5 ‘And when you pray, do not be like the hypocrites, for they love to pray standing in the synagogues and on the street corners to be seen by others. Truly I tell you, they have received their reward in full. 6 But when you pray, go into your room, close the door and pray to your Father, who is unseen. Then your Father, who sees what is done in secret, will reward you.
Our prayers should never be a way of showing off to other Christians. Of course it is good to be able to join in prayer together with other Christians. Praying in our services is good, and prayer meetings are good. But the heart of prayer is our personal conversations with God. . 6 But when you pray, go into your room, close the door and pray to your Father, who is unseen.
Jesus also has a rebuke for people whose prayers are lengthy or elaborate or full of fancy words.
7 And when you pray, do not keep on babbling like pagans, for they think they will be heard because of their many words. 8 Do not be like them, for your Father knows what you need before you ask him.
Our prayers should be short and simple. It is God our heavenly Father we are talking to, not anybody else who happens to be present. One feature of the American presidency is that they hold regular prayer breakfasts in the White House. On one such occasion, a famous Senator who was known to be a strong Christian was leading in prayer when the President interrupted him. “Speak up, man, we can’t hear you.” The Senator replied, “I wasn’t talking to you, Mr President.”
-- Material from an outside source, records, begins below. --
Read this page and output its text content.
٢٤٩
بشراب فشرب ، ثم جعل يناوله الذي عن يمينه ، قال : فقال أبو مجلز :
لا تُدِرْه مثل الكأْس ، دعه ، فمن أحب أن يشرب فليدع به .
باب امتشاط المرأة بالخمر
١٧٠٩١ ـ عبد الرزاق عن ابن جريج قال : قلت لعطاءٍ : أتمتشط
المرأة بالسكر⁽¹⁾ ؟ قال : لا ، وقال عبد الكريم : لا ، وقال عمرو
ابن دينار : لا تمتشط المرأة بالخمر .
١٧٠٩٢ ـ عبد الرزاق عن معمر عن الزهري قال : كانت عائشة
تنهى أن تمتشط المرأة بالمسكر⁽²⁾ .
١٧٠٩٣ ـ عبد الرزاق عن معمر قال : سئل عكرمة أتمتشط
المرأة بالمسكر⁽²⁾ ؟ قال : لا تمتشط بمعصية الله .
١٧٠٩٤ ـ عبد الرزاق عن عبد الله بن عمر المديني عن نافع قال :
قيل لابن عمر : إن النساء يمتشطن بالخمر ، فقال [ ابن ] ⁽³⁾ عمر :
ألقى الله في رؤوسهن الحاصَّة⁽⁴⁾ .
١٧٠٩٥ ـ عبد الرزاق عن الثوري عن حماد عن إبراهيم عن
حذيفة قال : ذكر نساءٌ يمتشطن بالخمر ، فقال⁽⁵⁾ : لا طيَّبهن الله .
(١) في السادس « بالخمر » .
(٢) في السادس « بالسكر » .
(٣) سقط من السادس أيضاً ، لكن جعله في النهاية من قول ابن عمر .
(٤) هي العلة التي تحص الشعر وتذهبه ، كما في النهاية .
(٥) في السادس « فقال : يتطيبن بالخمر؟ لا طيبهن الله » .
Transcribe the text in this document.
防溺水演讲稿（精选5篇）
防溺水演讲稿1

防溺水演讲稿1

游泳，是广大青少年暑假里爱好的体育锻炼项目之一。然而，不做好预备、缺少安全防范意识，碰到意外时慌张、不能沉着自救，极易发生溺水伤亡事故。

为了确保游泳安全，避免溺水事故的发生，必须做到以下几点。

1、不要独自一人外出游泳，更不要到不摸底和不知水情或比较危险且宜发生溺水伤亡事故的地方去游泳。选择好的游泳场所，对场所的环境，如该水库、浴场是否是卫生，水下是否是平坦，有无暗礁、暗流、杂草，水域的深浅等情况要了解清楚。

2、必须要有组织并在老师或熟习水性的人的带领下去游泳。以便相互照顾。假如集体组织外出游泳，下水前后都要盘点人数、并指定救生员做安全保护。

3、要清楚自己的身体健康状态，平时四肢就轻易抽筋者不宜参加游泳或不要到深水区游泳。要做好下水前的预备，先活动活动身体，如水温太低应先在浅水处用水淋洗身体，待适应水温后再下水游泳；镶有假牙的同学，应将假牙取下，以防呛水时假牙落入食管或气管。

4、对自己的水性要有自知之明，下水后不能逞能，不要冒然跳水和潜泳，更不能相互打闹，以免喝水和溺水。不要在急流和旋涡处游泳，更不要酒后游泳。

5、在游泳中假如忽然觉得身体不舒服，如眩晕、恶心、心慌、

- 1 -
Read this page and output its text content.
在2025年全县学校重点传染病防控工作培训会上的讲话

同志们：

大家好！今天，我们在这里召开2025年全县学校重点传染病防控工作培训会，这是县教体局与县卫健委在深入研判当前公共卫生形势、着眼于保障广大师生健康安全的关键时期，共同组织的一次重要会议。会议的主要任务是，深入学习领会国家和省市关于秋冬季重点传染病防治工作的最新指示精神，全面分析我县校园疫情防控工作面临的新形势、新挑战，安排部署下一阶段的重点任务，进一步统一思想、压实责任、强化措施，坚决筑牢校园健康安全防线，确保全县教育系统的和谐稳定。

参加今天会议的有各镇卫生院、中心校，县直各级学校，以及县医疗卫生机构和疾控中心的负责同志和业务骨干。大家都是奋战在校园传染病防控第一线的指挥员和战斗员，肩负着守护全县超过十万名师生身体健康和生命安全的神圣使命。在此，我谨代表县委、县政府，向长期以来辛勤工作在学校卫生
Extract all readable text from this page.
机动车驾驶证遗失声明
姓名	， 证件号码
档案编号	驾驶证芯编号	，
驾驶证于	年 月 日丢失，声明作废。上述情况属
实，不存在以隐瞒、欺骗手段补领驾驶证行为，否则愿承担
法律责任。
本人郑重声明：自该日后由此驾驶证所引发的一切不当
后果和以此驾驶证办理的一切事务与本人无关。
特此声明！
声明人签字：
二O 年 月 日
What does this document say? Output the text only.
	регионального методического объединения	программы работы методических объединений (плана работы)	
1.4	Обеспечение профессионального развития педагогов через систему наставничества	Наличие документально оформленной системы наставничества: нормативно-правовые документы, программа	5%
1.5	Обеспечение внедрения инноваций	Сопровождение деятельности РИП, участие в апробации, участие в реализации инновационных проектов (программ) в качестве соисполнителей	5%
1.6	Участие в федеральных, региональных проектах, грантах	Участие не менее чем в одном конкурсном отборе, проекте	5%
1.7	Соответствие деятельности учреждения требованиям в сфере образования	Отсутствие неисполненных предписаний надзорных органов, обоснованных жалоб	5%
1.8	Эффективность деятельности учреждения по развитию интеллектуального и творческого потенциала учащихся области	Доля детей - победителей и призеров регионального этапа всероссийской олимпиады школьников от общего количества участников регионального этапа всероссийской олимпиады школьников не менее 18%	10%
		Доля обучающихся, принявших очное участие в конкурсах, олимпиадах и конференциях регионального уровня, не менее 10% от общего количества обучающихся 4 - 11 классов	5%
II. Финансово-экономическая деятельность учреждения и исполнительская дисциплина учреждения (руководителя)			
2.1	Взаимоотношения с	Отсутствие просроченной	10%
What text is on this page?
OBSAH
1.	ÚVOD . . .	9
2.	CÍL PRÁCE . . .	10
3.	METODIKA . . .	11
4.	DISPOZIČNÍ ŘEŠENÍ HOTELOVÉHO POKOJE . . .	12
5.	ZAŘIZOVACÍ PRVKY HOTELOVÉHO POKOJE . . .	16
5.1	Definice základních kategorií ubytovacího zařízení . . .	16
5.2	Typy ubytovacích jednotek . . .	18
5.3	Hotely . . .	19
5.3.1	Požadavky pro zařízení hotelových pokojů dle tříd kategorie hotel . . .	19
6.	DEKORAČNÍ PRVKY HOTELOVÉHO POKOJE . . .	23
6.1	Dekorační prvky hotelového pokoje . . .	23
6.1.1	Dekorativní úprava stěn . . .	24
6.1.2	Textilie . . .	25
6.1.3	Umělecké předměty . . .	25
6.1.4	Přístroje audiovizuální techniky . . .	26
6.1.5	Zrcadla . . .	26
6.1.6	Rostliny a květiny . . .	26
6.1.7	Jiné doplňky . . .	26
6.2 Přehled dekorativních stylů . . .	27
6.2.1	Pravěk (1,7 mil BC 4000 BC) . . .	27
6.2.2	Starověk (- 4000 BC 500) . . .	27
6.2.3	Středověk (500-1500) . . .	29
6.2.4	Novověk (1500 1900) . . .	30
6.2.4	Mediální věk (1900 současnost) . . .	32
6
In the Sermon on the Mount Jesus goes on to introduce the most famous Christian prayer of all, which we call the Lord’s Prayer. 9 ‘This, then, is how you should pray:
The Lord’s Prayer gives us a prayer which Christians can pray whenever we want. All Jews would pray their set prayers every morning and every night, and we can assume that Jesus did the same. But the Lord’s Prayer also gives a pattern for our prayers.
It starts by focusing on God, and on his glory
‘ “Our Father in heaven, hallowed be your name,
The next phrase is borrowed from the Jewish daily prayer, the Kaddish,
10 your kingdom come, your will be done, on earth as it is in heaven.
We go on to bring our requests to God for the things we need. Our physical material needs:
11 Give us today our daily bread.
And then our deepest spiritual need – for forgiveness.
12 And forgive us our debts, as we also have forgiven our debtors.
It is interesting that that prayer comes with a condition, which is so important that Jesus repeats the point.
14 For if you forgive other people when they sin against you, your heavenly Father will also forgive you. 15 But if you do not forgive others their sins, your Father will not forgive your sins.
Finally we pray for God’s strength to become more holy.
13 And lead us not into temptation, but deliver us from the evil one.”
This prayer Jesus teaches his disciples to pray as a pattern for our prayers is obviously very important for Christians. I preached five sermons on it back in 2014 and these are online, but I have also put them in a booklet which I will email out to everybody and put on Facebook for us all to look at again.
For this morning I want to finish by pointing to one thing Jesus says three times in connection with these spiritual practices. After talking about giving to the poor, and praying, and fasting, each time Jesus says this. Your Father, who sees what is done in secret, will reward you.
Three spiritual practices. These deeds of righteous living will bring great rewards for everybody who makes them a regular and central part of their spiritual lives. Giving. Praying. Fasting. But remember, it’s not what you do, but the way that you do it!